From here follows a short but steep climb to the graceful Poulanass Waterfall, interrupted by several pools and surrounded by different kinds of trees and bushes. The sun is filtered beautifully through the canopy and the moderate light makes this place almost look magical.
Then starts a gradual climb on a gravel road. The more we continue the climb, the more the tree line comes closer. On this part of the trail, we seem to be almost hiking on the mountain ridge. Soon follows a vantage point which provides scenic views of Upper Lake and the mountains surrounding the lake. This is probably one of the most beautiful viewpoints of Wicklow Mountains. On this sunny day the mountains of Glendalough look extremely peaceful. The curves of the mountains and the green blanket that covers the mountain walls give this landscape a soft look. Nevertheless, the cliffs at the back of the lake also give these mountains a rugged side. From this point it’s clearly visible how green Wicklow Mountains are. Literally a hundred shades of green are hiding in this sublime landscape. This is the perfect place to recharge our batteries before we continue the hike. From this point the trail follows a mixed forest, where wild flowers often appear along the sides of the trail. This part combines small ascents and descents towards the village of Laragh, then follows a descent towards the valley and finally a flat trail back to the Visitor Centre. It took us over 2 hours to hike this trail including photo stops. It’s really worth hiking here. The mountains of Glendalough are insanely beautiful. Just look!

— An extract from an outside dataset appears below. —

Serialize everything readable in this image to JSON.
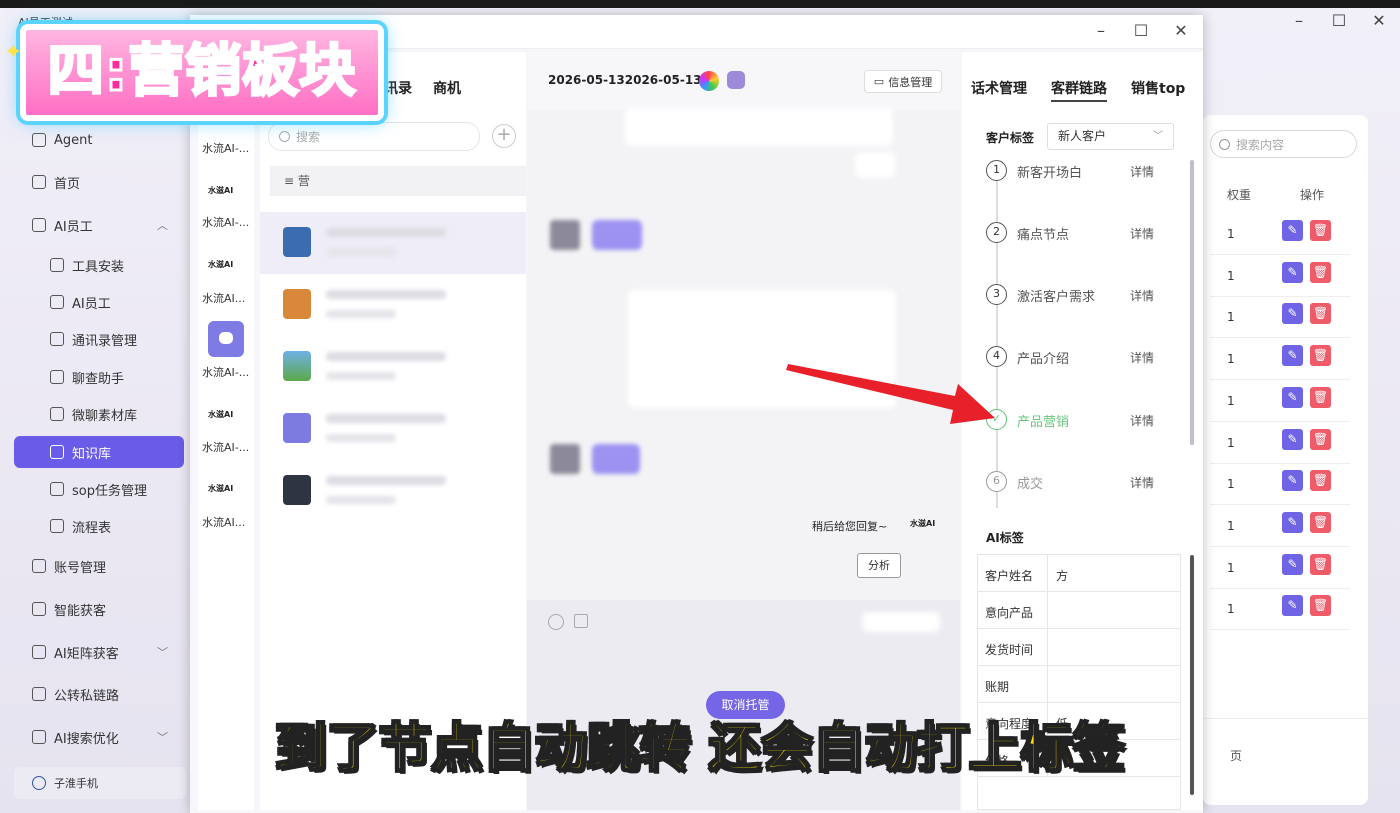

- How to get there? There are several ways to get to Glendalough. The easiest way is to rent your own car so you can explore the mountains at your own pace. There is hardly any public transport in Wicklow Mountains, but it’s possible to take the bus to Glendalough. Bus 181 runs twice a day from the Centre of Dublin to Glendalough (20 euros return). This means departure at 11:30 and return at 4:30. This will give you 3,5 hours on-the-spot (on Sunday the bus leaves an hour later from Glendalough so it will give you 4,5 hours in Glendalough). I chose this option and this way I’ve had enough time to hike one of the trails. In addition, the bus drives along beautiful villages and nature so there’s plenty to see when you’re sitting in the bus. All information about bus transportation to and from Glendalough can be found here. Of course there are enough tour buses that take you to different places, including Glendalough. The only disadvantage of such organized tours is that you often only get to spend half an hour – one and a half hours on spot. That’s fine if you’re just walking to Lower and Upper Lake, but it’s not enough if you want to hike through the mountains and explore the surrounding area.
- There are several beautiful hiking trails in Glendalough. You can buy a map for small fee at the Visitor Centre.
- The hike that I describe is labeled as average. There are no technical difficulties, but you will be climbing and descending during two hours or a bit more, including some (photo) stops.
- There are toilets and a hotel next to the Visitor Centre, where you can enjoy a snack or drink.